CBX 550 は静止状態から400mを12.72秒で走りきり、最高速度は186Km/hに達する。

その車体には新しい機能が詰め込まれていた。
気筒当たり4バルブを備えた最初の中排気量車の一つであるうえに、カバーに収められたインボードディスクブレーキ(フロントは日本国内向けの400の一つに対して、二つある)が自慢だった。パッシブのアンチ・ダイブが付いたフロントサスペンションや、ホンダの特許であるプロ・リンク・リアサスペンションなども中排気量車には革新的なものだった。六速ギアボックスもうまく合っており、特に六速は突出したオーバードライブになっていたが、これがハイウェイを引っ張るのに有効で、驚くほどのトルクを使いでのあるものにしていた。

ブレーキシステムは特に興味深いものだ。ブレーキは車軸に取り付けられるのではなく、ローターがその外側の三個所でホイールに取り付けられており、キャリパーは内側からそれを挟みつける。このブレーキシステム全体は風穴の空いた金属の覆いに囲まれている。これで鋳鉄製のブレーキローターを見苦しい錆びの心配なしに使えるようになった。(この問題こそ、他のメーカーがステンレス合金のローターを使っていた理由である)そしてCBXのブレーキは他のメーカーの露出したディスク・ブレーキと違って、雨の中でもちゃんと機能する。
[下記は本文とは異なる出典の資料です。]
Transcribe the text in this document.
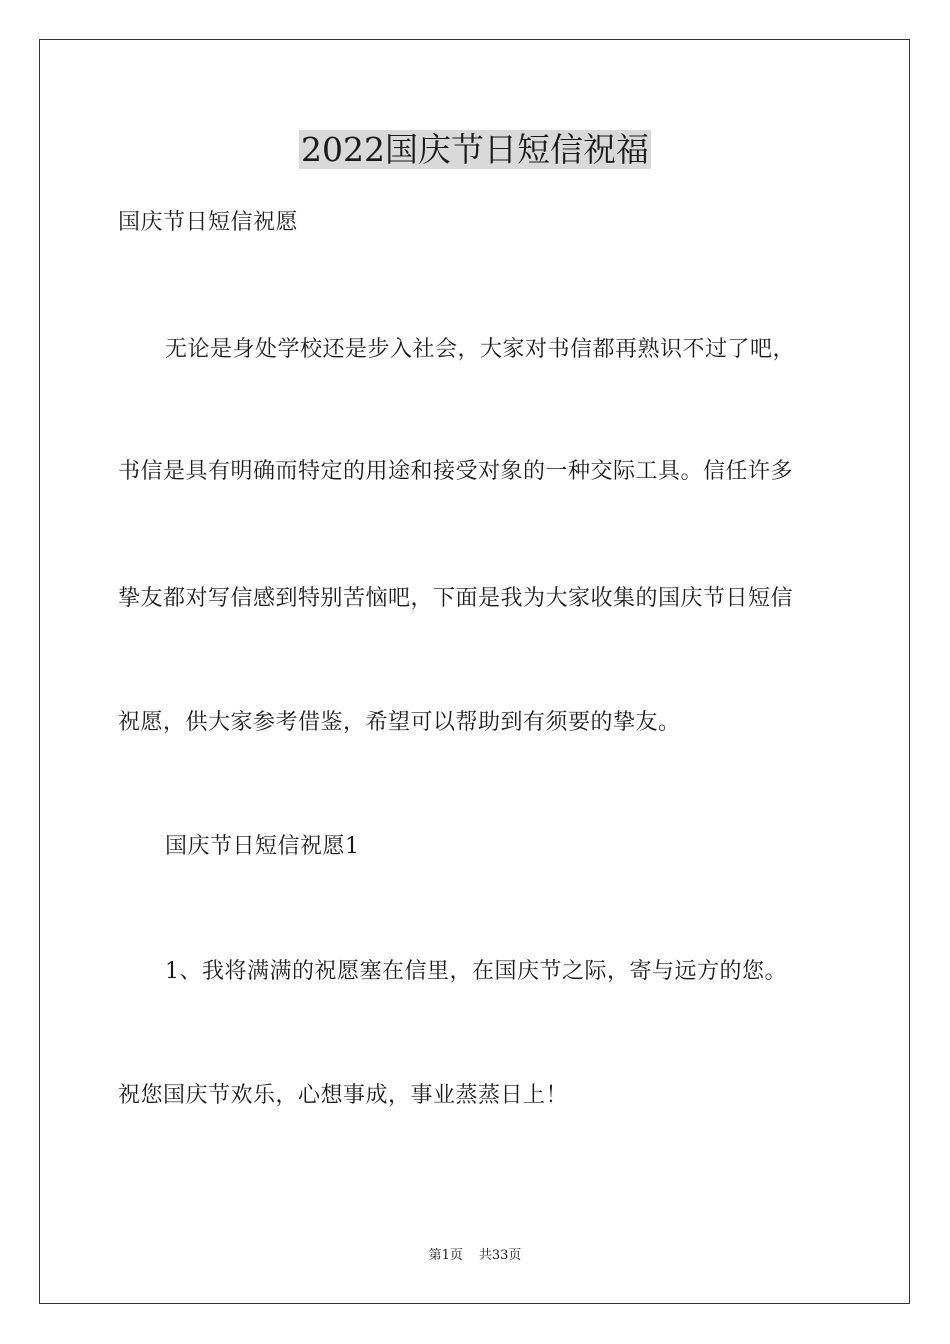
2022国庆节日短信祝福
国庆节日短信祝愿
无论是身处学校还是步入社会，大家对书信都再熟识不过了吧，
书信是具有明确而特定的用途和接受对象的一种交际工具。信任许多
挚友都对写信感到特别苦恼吧，下面是我为大家收集的国庆节日短信
祝愿，供大家参考借鉴，希望可以帮助到有须要的挚友。
国庆节日短信祝愿1
1、我将满满的祝愿塞在信里，在国庆节之际，寄与远方的您。
祝您国庆节欢乐，心想事成，事业蒸蒸日上！
第1页 共33页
もちろん重量面では不利であり、余計な金属部品が両フォークの先の重量を増やしている。しかし見返りとして得たブレーキの能率の良さはそれに見合うものと思える。フロントフォークはエアアシストになっており、圧力を左右で揃えるためにチューブでつながれている。同様にリア・ショックアブソーバーもエアアシストされている。

燃料タンクは230kmを走り続けるのに充分なほど入り、燃費は1ガロン当たり50マイル以上で、これはツーリング状態でも同様である。私はきっちり300kmでリザーブに入るのを旅行中に幾度か目撃した。あっと驚く効率の良さだ。

そのエンジンはメンテナンス要らずに設計され、また際立った頑丈さでそれを実証した。 ただ新品に換えても2万キロも経てばガタガタ鳴り始めるカムチェーン・テンショナーの出来の悪さを除いては。数あるアフター・マーケットである fixes も、この深刻な設計上の欠陥を解決する事は大して出来はしなかった。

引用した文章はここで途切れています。